U.S. banks are lobbying hard to soften, or avoid altogether, rules proposed by Commissioner Gary Gensler that would put foreign derivatives trading involving U.S. customers, or guaranteed by a U.S. firm, under U.S. jurisdiction, The New York Times reported Wednesday.
The collapse of American International Group in 2008, which required $187 billion to bailout, was caused primarily by bets on credit default swaps, a type of derivative. JPMorgan Chase lost more than $6 billion on derivatives in one betting spree in London.
Gensler said in an interview regulators need more information from firms on their foreign derivatives positions.
"It would be letting down the American public if we said, we are just about to complete the task but now, let's retreat.
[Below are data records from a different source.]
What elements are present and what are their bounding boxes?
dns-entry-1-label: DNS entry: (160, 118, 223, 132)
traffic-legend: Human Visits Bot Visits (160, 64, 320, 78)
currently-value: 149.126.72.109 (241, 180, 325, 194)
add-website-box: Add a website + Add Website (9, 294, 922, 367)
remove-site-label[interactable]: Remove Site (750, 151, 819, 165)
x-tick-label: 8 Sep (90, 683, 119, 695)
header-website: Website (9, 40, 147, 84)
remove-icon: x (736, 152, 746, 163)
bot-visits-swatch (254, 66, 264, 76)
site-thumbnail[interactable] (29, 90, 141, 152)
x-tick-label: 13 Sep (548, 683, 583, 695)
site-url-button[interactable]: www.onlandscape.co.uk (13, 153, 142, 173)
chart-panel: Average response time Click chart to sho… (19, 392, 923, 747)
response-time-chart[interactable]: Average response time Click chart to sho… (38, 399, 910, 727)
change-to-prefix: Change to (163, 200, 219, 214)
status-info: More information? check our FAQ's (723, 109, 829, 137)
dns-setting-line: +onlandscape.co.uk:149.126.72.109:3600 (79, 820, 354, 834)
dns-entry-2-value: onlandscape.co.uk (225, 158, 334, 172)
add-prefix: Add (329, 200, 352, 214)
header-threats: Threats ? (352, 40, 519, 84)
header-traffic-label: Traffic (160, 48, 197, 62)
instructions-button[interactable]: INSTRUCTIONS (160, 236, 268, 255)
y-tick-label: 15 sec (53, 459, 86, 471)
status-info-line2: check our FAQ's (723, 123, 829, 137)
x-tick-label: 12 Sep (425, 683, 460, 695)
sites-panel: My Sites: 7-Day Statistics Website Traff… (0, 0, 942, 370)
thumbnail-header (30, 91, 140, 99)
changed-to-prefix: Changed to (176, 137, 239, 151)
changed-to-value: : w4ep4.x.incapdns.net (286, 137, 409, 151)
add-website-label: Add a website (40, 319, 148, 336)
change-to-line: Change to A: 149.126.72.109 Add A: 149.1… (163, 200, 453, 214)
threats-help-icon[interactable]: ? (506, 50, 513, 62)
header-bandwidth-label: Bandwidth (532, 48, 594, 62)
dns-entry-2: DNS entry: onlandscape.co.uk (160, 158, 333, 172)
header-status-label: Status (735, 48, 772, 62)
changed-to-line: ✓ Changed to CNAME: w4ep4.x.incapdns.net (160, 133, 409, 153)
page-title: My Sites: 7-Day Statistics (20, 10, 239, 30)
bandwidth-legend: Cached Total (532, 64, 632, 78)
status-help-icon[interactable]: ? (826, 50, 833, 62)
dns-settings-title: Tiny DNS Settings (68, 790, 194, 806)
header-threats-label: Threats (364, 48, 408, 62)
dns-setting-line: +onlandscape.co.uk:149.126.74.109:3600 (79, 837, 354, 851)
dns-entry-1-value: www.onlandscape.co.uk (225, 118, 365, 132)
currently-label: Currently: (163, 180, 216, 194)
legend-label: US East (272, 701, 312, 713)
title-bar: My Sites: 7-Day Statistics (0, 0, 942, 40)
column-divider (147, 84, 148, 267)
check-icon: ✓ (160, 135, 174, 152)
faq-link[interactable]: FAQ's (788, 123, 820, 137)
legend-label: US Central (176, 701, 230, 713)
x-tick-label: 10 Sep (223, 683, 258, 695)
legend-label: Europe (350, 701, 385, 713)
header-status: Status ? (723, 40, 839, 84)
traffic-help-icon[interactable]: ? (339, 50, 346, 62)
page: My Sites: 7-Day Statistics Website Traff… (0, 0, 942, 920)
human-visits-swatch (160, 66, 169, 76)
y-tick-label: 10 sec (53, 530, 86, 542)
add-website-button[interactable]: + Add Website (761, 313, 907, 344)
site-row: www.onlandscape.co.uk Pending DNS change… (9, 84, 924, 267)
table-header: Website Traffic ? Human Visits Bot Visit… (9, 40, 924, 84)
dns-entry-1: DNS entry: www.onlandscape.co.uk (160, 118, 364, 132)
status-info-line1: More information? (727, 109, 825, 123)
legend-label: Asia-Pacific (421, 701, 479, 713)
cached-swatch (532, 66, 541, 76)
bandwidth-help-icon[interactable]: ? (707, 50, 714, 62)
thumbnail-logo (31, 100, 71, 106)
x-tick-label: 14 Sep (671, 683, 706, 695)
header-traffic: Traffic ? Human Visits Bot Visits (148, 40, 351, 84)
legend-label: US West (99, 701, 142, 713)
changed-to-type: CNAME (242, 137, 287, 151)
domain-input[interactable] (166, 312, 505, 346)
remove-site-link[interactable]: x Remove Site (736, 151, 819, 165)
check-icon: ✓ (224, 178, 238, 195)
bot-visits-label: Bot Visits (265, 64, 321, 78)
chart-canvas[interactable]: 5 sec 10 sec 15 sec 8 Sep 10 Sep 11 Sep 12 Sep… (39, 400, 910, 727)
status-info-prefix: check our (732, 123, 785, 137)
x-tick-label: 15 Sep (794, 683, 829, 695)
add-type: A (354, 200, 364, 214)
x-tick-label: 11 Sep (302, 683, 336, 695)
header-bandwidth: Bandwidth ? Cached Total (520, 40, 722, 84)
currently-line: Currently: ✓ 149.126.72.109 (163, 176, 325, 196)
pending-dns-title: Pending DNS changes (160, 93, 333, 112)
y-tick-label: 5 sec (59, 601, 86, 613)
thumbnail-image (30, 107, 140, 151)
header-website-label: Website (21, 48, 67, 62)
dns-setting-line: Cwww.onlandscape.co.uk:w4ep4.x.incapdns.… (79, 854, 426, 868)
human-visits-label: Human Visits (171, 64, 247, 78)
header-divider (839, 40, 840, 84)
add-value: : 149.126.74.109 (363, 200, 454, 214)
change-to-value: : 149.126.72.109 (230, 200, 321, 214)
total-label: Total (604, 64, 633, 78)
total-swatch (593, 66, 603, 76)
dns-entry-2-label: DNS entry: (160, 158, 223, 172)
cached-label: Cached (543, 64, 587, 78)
If we don't do this right, we will blow a hole in the bottom of the boat of reform," he said.
Financial firms have poured tens of millions of dollars into lobbying to stop the commission from establishing the new rule, which they believe will harm a $700 trillion financial market.
Gensler has been labeled "reckless" and "stubborn," by financial industry lobbyists, the Times said.
"We should all care, because that cost (of the new rule) will have to be passed on, in the form of higher prices for products sold to consumers or a lower return for investors," said Kenneth Bentsen Jr., a financial industry lobbyist, who is working to prevent the proposal on cross-border rules from taking effect.
In a joint letter to Treasury Secretary Jacob Lew, regulators from Britain, Russia, Japan and Germany said financial firms would "not be able to function under such burdensome regulatory conditions."